Keeping up with the Joneses

You surely know them – the family some struggle to emulate and who set the bar for society’s aspirations. We again encountered one of that very real family’s most famous members, Edith Wharton, whose home in Lenox, Massachusetts, The Mount, we have visited on more than one occasion. She began building her “autobiographical” house there in 1902 and it was an amazing achievement. Much of her writing was done there, but the creativity shown in her design and her gardens lives on also. 

After her divorce and her work on behalf of France during WWI, she shared her time between a home near Paris, and the city of Hyères, the oldest resort on the French Riviera. It played its part in the Crusades, as a command post of the Knights Templar, and was long ago discovered by the British. Even Queen Victoria stayed there. Robert Louis Stevenson wrote of the city, ” I dwell next door to Heaven!”

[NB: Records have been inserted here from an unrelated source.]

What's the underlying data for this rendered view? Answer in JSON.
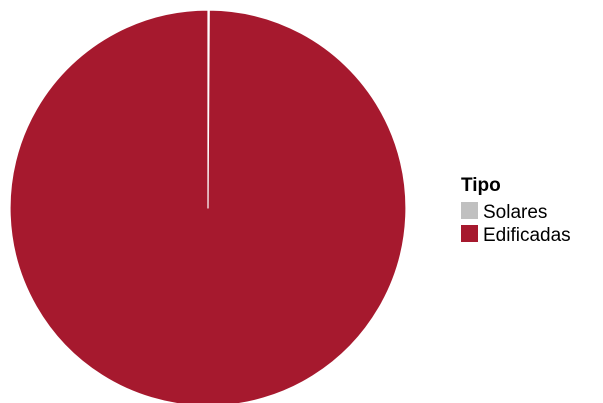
{
  "chart_data": {
    "type": "pie",
    "title": "",
    "legend_title": "Tipo",
    "legend_position": "right",
    "start_angle": "12 o'clock",
    "direction": "clockwise",
    "series": [
      {
        "name": "Solares",
        "value": 0.1,
        "color": "#C0C0C0"
      },
      {
        "name": "Edificadas",
        "value": 99.9,
        "color": "#A6192E"
      }
    ],
    "slice_separator_color": "#FFFFFF"
  }
}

From 1919 on, Edith created her trademark gardens around her home, Castel Sainte-Claire, on a hillside above this little town, on the grounds of a ruined 17th-century convent with a staggering view down to the Mediterranean. A previous owner, Olivier Voutier, had the distinction of discovering the Venus de Milo, which went posthaste into the Louvre. The home is not open as a museum, but the gardens are a lovely homage to her style.

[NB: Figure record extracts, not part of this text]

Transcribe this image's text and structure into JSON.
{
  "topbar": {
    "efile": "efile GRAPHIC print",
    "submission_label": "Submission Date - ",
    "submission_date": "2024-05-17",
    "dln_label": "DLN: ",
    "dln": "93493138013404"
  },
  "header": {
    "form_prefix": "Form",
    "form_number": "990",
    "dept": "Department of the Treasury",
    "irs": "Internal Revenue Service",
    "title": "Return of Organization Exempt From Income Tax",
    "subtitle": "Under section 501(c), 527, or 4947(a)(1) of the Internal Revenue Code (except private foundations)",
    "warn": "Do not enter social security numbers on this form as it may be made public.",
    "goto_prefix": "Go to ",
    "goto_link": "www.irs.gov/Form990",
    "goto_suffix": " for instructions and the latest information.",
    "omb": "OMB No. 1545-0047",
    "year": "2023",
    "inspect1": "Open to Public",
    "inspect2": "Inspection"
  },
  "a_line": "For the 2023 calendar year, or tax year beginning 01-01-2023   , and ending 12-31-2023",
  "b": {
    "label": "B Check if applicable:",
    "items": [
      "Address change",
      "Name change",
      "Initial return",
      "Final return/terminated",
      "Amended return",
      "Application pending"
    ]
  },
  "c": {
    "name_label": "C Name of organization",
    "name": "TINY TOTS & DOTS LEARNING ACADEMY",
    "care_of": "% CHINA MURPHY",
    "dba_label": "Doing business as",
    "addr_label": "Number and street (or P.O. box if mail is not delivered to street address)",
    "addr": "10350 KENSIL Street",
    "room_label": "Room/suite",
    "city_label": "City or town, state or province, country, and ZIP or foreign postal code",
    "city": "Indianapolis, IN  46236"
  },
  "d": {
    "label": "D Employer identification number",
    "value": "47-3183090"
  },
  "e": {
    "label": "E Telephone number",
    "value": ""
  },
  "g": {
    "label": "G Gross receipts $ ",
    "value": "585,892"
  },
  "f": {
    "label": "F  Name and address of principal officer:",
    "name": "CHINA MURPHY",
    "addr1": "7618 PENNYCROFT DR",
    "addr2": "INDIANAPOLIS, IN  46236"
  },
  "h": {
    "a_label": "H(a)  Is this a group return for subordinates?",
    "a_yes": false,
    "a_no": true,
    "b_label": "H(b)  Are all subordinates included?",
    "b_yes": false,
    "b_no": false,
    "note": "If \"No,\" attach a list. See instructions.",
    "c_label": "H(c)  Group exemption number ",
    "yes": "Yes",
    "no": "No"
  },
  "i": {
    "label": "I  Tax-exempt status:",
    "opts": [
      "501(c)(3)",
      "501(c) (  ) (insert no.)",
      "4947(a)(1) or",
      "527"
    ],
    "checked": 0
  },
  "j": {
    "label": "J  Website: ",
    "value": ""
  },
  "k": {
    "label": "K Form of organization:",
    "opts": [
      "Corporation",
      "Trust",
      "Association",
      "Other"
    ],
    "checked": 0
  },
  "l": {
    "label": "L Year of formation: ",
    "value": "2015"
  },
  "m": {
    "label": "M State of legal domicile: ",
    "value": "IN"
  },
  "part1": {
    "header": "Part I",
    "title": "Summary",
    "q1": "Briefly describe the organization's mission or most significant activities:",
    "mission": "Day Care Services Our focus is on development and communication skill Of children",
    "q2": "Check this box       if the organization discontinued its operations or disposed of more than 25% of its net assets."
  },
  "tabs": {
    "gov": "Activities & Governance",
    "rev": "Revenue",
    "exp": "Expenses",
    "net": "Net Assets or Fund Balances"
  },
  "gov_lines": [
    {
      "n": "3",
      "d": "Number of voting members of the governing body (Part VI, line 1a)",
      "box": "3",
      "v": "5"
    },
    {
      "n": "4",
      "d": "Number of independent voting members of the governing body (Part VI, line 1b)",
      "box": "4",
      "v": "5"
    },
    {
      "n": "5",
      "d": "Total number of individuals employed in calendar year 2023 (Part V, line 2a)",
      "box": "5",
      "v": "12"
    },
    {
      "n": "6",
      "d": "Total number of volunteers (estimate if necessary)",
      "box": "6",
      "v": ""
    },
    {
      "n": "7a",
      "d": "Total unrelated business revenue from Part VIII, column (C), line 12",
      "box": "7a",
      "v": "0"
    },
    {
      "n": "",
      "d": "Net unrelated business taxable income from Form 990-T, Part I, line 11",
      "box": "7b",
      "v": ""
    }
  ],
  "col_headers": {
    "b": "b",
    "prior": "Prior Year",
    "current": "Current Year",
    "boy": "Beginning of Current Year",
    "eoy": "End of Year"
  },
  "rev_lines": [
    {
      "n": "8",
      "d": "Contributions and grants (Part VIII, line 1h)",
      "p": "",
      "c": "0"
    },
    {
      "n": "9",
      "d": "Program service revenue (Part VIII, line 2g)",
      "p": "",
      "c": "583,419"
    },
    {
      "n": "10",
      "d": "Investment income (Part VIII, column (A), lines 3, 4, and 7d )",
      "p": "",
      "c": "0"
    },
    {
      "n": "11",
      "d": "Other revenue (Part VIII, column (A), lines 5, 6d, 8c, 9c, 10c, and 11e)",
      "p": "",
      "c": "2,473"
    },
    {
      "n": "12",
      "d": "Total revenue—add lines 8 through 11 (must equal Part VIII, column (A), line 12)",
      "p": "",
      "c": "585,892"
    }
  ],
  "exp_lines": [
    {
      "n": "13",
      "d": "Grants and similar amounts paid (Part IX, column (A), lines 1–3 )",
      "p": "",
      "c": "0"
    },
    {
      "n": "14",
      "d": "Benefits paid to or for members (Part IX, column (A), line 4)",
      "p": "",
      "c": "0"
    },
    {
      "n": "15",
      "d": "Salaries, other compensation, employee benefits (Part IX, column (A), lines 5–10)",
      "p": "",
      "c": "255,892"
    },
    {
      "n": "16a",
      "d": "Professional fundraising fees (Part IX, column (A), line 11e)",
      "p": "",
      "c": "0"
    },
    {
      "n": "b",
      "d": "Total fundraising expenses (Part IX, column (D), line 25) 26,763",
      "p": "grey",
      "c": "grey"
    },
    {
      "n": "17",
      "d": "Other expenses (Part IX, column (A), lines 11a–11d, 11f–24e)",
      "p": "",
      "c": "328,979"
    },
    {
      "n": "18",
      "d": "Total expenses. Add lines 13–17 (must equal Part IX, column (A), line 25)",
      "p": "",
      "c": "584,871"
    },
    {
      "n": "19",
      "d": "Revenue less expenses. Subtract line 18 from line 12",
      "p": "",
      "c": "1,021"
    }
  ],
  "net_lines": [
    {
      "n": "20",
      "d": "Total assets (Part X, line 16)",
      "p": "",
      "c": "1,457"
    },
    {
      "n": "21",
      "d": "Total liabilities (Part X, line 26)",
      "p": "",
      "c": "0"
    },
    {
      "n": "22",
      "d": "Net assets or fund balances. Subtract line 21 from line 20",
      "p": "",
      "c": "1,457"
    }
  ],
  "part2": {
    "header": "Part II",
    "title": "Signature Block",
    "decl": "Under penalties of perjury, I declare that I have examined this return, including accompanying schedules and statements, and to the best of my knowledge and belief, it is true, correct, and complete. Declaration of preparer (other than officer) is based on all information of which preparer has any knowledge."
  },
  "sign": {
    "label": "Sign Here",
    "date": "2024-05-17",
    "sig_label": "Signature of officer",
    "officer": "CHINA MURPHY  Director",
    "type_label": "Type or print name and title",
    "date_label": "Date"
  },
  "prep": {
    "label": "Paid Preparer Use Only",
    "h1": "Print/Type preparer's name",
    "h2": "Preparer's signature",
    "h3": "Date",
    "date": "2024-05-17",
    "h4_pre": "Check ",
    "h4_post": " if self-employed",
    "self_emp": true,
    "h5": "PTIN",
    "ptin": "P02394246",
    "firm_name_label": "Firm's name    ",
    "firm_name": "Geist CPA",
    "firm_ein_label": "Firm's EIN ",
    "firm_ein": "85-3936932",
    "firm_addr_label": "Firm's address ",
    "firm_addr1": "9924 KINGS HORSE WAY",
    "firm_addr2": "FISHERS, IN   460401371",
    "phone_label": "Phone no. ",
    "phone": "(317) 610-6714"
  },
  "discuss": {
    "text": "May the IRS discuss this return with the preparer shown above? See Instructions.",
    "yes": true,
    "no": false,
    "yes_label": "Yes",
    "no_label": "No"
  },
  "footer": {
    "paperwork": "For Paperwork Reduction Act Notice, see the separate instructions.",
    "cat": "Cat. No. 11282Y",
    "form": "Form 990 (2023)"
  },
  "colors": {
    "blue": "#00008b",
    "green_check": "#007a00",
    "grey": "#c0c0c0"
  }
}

But a mere five years later, a new bar was set in Hyères by Villa Noailles, an early modernist house, built by architect Robert Mallet-Stevens for art patrons Charles and Marie-Laure de Noailles. The war finally over, the race began on the Riviera to build luxury homes that took full advantage of the possibilities of the hillside settings and the Noailles set the pace, with a true 20th-century building. The cubist garden is just one of the many stark contrasts to the Wharton style. There were some new Joneses in town…

 

We had lunch near the town tower, a remnant of the Knights and the Crusades. A wonderful place to sit and soak up the scenery.

2 thoughts on “Keeping up with the Joneses

  1. The cubist garden appeals to me as much as Edith’s creation, and then I think: I love the tower, too. Could it be that everything looks fabulous in that sunshine??